Warren Roberts was a leading expert on log barns; his book, Log Buildings of Indiana, published by Trickster Press in 1996, quickly became a standard resource. The passage cited below strums a familiar refrain: Warren’s insistence that rural society of the pre-industrial era, or roughly 95 percent of the American population, is the appropriate subject of folklife study. His roots in literary folkloristics and the historic-geographic method that characterize folklore study of the period 1940-1960 are plainly evident in his reference to cultural origins and diffusion of barn types, construction materials and methods, and farming practices. Much like the buildings he studied, his own paradigmatic shift from a literary to a material culture folklorist represents diffusion from a specific point of origin.

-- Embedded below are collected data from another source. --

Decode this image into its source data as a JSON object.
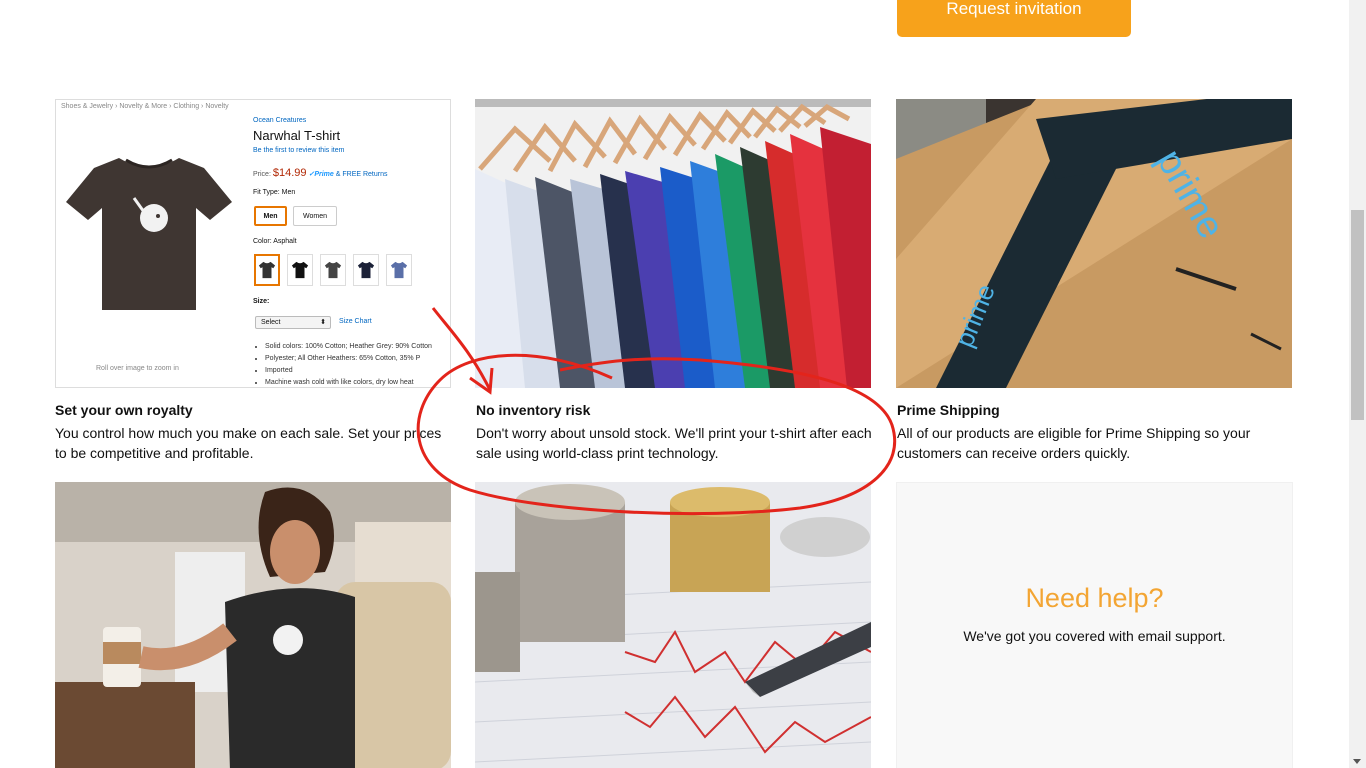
{
  "header": {
    "request_button": "Request invitation"
  },
  "product_page": {
    "breadcrumb": "Shoes & Jewelry › Novelty & More › Clothing › Novelty",
    "brand": "Ocean Creatures",
    "title": "Narwhal T-shirt",
    "review_link": "Be the first to review this item",
    "price_label": "Price:",
    "price": "$14.99",
    "prime": "✓Prime",
    "returns": "& FREE Returns",
    "fit_label": "Fit Type: Men",
    "fit_options": [
      "Men",
      "Women"
    ],
    "color_label": "Color: Asphalt",
    "size_label": "Size:",
    "size_select": "Select",
    "size_chart": "Size Chart",
    "bullets": [
      "Solid colors: 100% Cotton; Heather Grey: 90% Cotton",
      "Polyester; All Other Heathers: 65% Cotton, 35% P",
      "Imported",
      "Machine wash cold with like colors, dry low heat"
    ],
    "zoom_note": "Roll over image to zoom in"
  },
  "features": [
    {
      "title": "Set your own royalty",
      "text": "You control how much you make on each sale. Set your prices to be competitive and profitable."
    },
    {
      "title": "No inventory risk",
      "text": "Don't worry about unsold stock. We'll print your t-shirt after each sale using world-class print technology."
    },
    {
      "title": "Prime Shipping",
      "text": "All of our products are eligible for Prime Shipping so your customers can receive orders quickly."
    }
  ],
  "help": {
    "title": "Need help?",
    "text": "We've got you covered with email support."
  },
  "box_labels": {
    "prime": "prime"
  },
  "colors": {
    "accent": "#f7a21b",
    "help_title": "#f3a533",
    "annotation": "#e3241b"
  }
}
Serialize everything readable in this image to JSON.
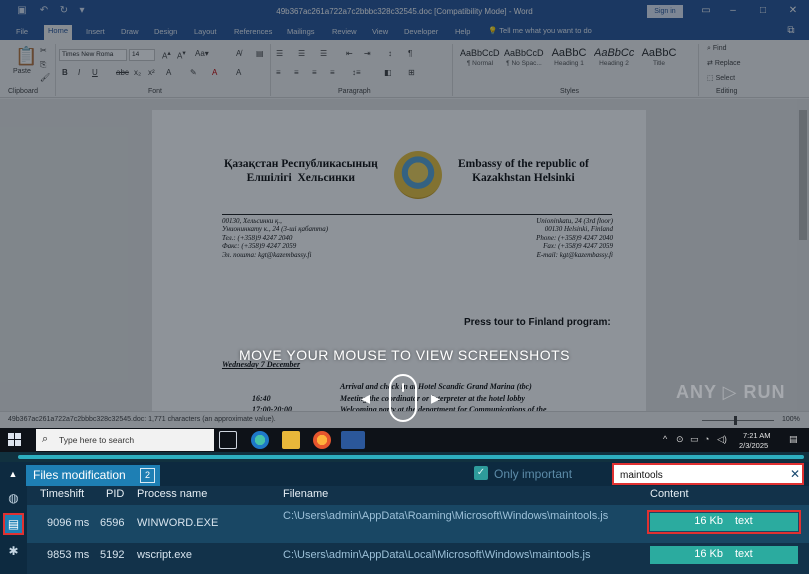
{
  "word": {
    "title": "49b367ac261a722a7c2bbbc328c32545.doc [Compatibility Mode] - Word",
    "signin_label": "Sign in",
    "tabs": [
      "File",
      "Home",
      "Insert",
      "Draw",
      "Design",
      "Layout",
      "References",
      "Mailings",
      "Review",
      "View",
      "Developer",
      "Help"
    ],
    "active_tab": "Home",
    "tell_me": "Tell me what you want to do",
    "ribbon": {
      "paste_label": "Paste",
      "font_name": "Times New Roma",
      "font_size": "14",
      "styles": [
        {
          "sample": "AaBbCcDc",
          "name": "¶ Normal"
        },
        {
          "sample": "AaBbCcDc",
          "name": "¶ No Spac..."
        },
        {
          "sample": "AaBbC",
          "name": "Heading 1"
        },
        {
          "sample": "AaBbCc",
          "name": "Heading 2"
        },
        {
          "sample": "AaBbC",
          "name": "Title"
        }
      ],
      "find_label": "Find",
      "replace_label": "Replace",
      "select_label": "Select",
      "groups": [
        "Clipboard",
        "Font",
        "Paragraph",
        "Styles",
        "Editing"
      ]
    },
    "document": {
      "header_left": "Қазақстан Республикасының\nЕлшілігі  Хельсинки",
      "header_right": "Embassy of the republic of\nKazakhstan Helsinki",
      "address_left": "00130, Хельсинки қ.,\nУнионинкату к., 24 (3-ші қабатта)\nТел.: (+358)9 4247 2040\nФакс: (+358)9 4247 2059\nЭл. пошта: kgt@kazembassy.fi",
      "address_right": "Unioninkatu, 24 (3rd floor)\n00130 Helsinki, Finland\nPhone: (+358)9 4247 2040\nFax: (+358)9 4247 2059\nE-mail: kgt@kazembassy.fi",
      "tour_title": "Press tour to Finland program:",
      "day_heading": "Wednesday 7 December",
      "lines": [
        {
          "time": "",
          "text": "Arrival and check in at Hotel Scandic Grand Marina (tbc)"
        },
        {
          "time": "16:40",
          "text": "Meeting the coordinator or interpreter at the hotel lobby"
        },
        {
          "time": "17:00-20:00",
          "text": "Welcoming party at the department for Communications of the"
        }
      ]
    },
    "status_text": "49b367ac261a722a7c2bbbc328c32545.doc: 1,771 characters (an approximate value).",
    "zoom": "100%"
  },
  "overlay": {
    "message": "MOVE YOUR MOUSE TO VIEW SCREENSHOTS",
    "watermark": "ANY ▷ RUN"
  },
  "taskbar": {
    "search_placeholder": "Type here to search",
    "time": "7:21 AM",
    "date": "2/3/2025"
  },
  "panel": {
    "title": "Files modification",
    "count": "2",
    "only_important_label": "Only important",
    "filter_value": "maintools",
    "columns": [
      "Timeshift",
      "PID",
      "Process name",
      "Filename",
      "Content"
    ],
    "rows": [
      {
        "timeshift": "9096 ms",
        "pid": "6596",
        "process": "WINWORD.EXE",
        "filename": "C:\\Users\\admin\\AppData\\Roaming\\Microsoft\\Windows\\maintools.js",
        "size": "16 Kb",
        "kind": "text"
      },
      {
        "timeshift": "9853 ms",
        "pid": "5192",
        "process": "wscript.exe",
        "filename": "C:\\Users\\admin\\AppData\\Local\\Microsoft\\Windows\\maintools.js",
        "size": "16 Kb",
        "kind": "text"
      }
    ]
  },
  "colors": {
    "word_blue": "#2b579a",
    "panel_bg": "#12324a",
    "tab_active": "#1e7fb4",
    "badge_teal": "#2bab9f",
    "highlight_red": "#e03131"
  }
}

"A study of the buildings of the self-sufficient farms of southern Indiana reveals a way of life that existed there and elsewhere for hundreds of years. The patterns of self-sufficient farming, and the family and community life associated with them, were brought from Europe, flourished along the East Coast of the United States, and were then transferred into the Midwest by people who had inherited a strong tradition, including a knowledge of how to build houses, barns, and other farm buildings. They knew how to work with wood, how to hew logs, how to split shingles, how to lay out the floor plan of a house or barn; in short, they knew how to build and what to build, for all this knowledge and all these skills were part of their inherited lore.

Consequently, by studying their buildings, we can learn about a way of life characteristic of the overwhelming majority of the population for an immeasurably long period of time. Early barns can tell us about the ethnic and regional origins, paths of migration, routes of diffusion, traditional farming practices, subsistence patterns, and traditional building techniques. It is for these reasons that early barns and other farm buildings are one of the most valuable sources of information for the student of folklife, the life of most of the population in the preindustrial era."

"Early Log-Crib Barn Survivals,” in
Allen G. Noble and Hubert G.H. Wilhelm's Barns of the Midwest, 26.